Two Years after the Libor Scandal, Banks Get Token Fines for Rigging Global Foreign Exchange Rates

Two years after the major banks were caught rigging the world’s most important interest rate, the London Interbank Offered Rate (Libor), six big banks have agreed to pay more than $4 billion in fines to international financial regulators for manipulating the multitrillion-dollar foreign exchange market.

The six banks—JPMorgan Chase, Citigroup, Bank of America, UBS, Royal Bank of Scotland and HSBC—agreed to pay a total of $4.3 billion to the US Commodity Futures Trading Commission (CFTC), the US Office of the Comptroller of the Currency, the British Financial Conduct Authority (FCA), and the Swiss financial regulator Finma.

The extent of the manipulation is enormous. The foreign exchange market accounts for $5.3 trillion in transactions every day—more than 20 times the size of the global stock and bond markets.

The total amount of the fines is nearly as large as the earlier Libor settlements, in which major banks paid over $6 billion. The US Justice Department is expected to announce an additional settlement related to the foreign exchange case.

The deal is the latest in a series of multibillion-dollar settlements between major banks and US and international regulators. These agreements settled charges of money laundering, tax evasion, the fraudulent sale of toxic mortgage-backed securities, collusion in Bernard Madoff’s Ponzi scheme, the concealment of derivatives losses, the illegal foreclosure of homes, and the manipulation of Libor.

In each of these settlements, the pattern is the same. The banks involved pay a fee, amounting to a relatively small portion of their annual earnings. In exchange, the government regulators drop their charges and wind up their investigations. Neither the top executives nor the banks themselves face criminal charges.
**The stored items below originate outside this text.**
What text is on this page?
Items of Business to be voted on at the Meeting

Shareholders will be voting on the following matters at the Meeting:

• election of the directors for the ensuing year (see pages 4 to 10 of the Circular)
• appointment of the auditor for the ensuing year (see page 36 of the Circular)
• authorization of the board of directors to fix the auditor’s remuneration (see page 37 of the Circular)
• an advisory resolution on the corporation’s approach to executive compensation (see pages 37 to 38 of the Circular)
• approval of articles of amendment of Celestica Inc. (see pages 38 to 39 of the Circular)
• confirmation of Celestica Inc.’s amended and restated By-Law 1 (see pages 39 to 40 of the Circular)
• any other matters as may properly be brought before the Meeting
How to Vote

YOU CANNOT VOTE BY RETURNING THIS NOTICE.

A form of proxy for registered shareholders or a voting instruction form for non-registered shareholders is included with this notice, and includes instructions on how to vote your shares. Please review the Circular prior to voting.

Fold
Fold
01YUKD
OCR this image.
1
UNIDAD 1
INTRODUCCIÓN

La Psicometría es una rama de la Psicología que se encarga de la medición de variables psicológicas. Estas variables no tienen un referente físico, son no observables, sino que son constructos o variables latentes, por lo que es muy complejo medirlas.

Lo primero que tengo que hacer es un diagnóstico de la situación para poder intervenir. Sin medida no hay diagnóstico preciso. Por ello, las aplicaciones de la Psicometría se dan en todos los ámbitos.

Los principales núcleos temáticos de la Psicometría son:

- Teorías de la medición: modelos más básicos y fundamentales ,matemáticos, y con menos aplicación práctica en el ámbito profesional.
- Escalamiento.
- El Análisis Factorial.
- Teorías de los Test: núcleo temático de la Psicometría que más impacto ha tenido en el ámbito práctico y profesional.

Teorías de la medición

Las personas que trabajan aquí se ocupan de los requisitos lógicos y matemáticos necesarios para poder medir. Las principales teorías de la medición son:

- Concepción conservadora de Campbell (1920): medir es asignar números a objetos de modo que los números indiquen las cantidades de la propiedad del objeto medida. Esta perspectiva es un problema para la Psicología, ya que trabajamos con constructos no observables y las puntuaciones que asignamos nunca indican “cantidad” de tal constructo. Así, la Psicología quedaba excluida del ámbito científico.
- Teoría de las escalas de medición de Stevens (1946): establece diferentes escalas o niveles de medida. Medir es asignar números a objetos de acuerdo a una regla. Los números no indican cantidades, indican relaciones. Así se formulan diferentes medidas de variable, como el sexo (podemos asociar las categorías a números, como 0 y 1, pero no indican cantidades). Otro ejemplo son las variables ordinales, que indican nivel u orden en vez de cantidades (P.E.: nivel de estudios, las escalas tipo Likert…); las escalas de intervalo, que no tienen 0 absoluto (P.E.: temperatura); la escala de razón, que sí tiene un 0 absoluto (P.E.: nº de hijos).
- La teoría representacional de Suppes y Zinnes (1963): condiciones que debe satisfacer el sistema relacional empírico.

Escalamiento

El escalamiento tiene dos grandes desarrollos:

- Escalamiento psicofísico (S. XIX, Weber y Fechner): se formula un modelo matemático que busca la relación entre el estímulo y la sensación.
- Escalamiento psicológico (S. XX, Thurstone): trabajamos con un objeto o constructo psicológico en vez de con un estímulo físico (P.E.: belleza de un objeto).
The deals are worked out in behind-the-scenes negotiations between the regulators and the banks, allowing the corporate criminals to get off scot-free and continue their illegal and socially destructive activities. The fines are looked upon by the banks as a cost of doing business, reminiscent of the bribes routinely paid by mafia dons to the political authorities.

More often than not, top personnel at the regulatory agencies are rewarded for their efforts to shield the banks by landing lucrative jobs at the same banks they were supposedly policing.

Several things emerge from the string of such settlements in the aftermath of the 2008 crash of the world financial system. First, phrases such as “free market” and “open markets” so beloved of capitalists and their apologists are lies.

The global financial markets are massively manipulated by gigantic banks and financial institutions that are driven by the insatiable greed of their top executives and major shareholders. The lives of countless individuals are shattered by the economic fallout from the conspiracies and criminal actions of this layer of financial parasites.

Secondly, governments, regulators and courts around the world are in the pocket of the global financial elite. As retiring US Attorney General Eric Holder told Congress several years ago, the US government considers major Wall Street banks to be too big to prosecute—i.e., to be above the law.

Finally, the scale and pervasiveness of illegal and fraudulent practices demonstrate that the criminality is rooted in the capitalist system itself. Capitalist governments fear that if they were to take effective action to put an end to any one of these practices, the entire financial edifice would collapse. …

In a sense he’s right, but I think he needs to be more specific in his critique.  Capitalism at its core after all, is just voluntary economic transactions between individual people.   The problem arises from corporate capitalism, which unfortunately is a “naturally” occurring consequence of large numbers such individual transactions evolving over time.  The problem is spontaneous self-organization in both its economic and political senses.   Immortal, politically involved corporations tend to take on the qualities of gods.  While they are born of voluntary acts by individuals, they tend to become coercive for the same reason that governments tend to become coercive.  When large numbers of people participate in the same socio/economic processes, access to or even awareness of alternatives tends  to be  suppressed and narrowed without limit.  This is why the separation of powers in the US constitution was so important.   The hurdles it presented to self-organization (i.e. corruption) behind the scenes delayed a totalitarian takeover for many years.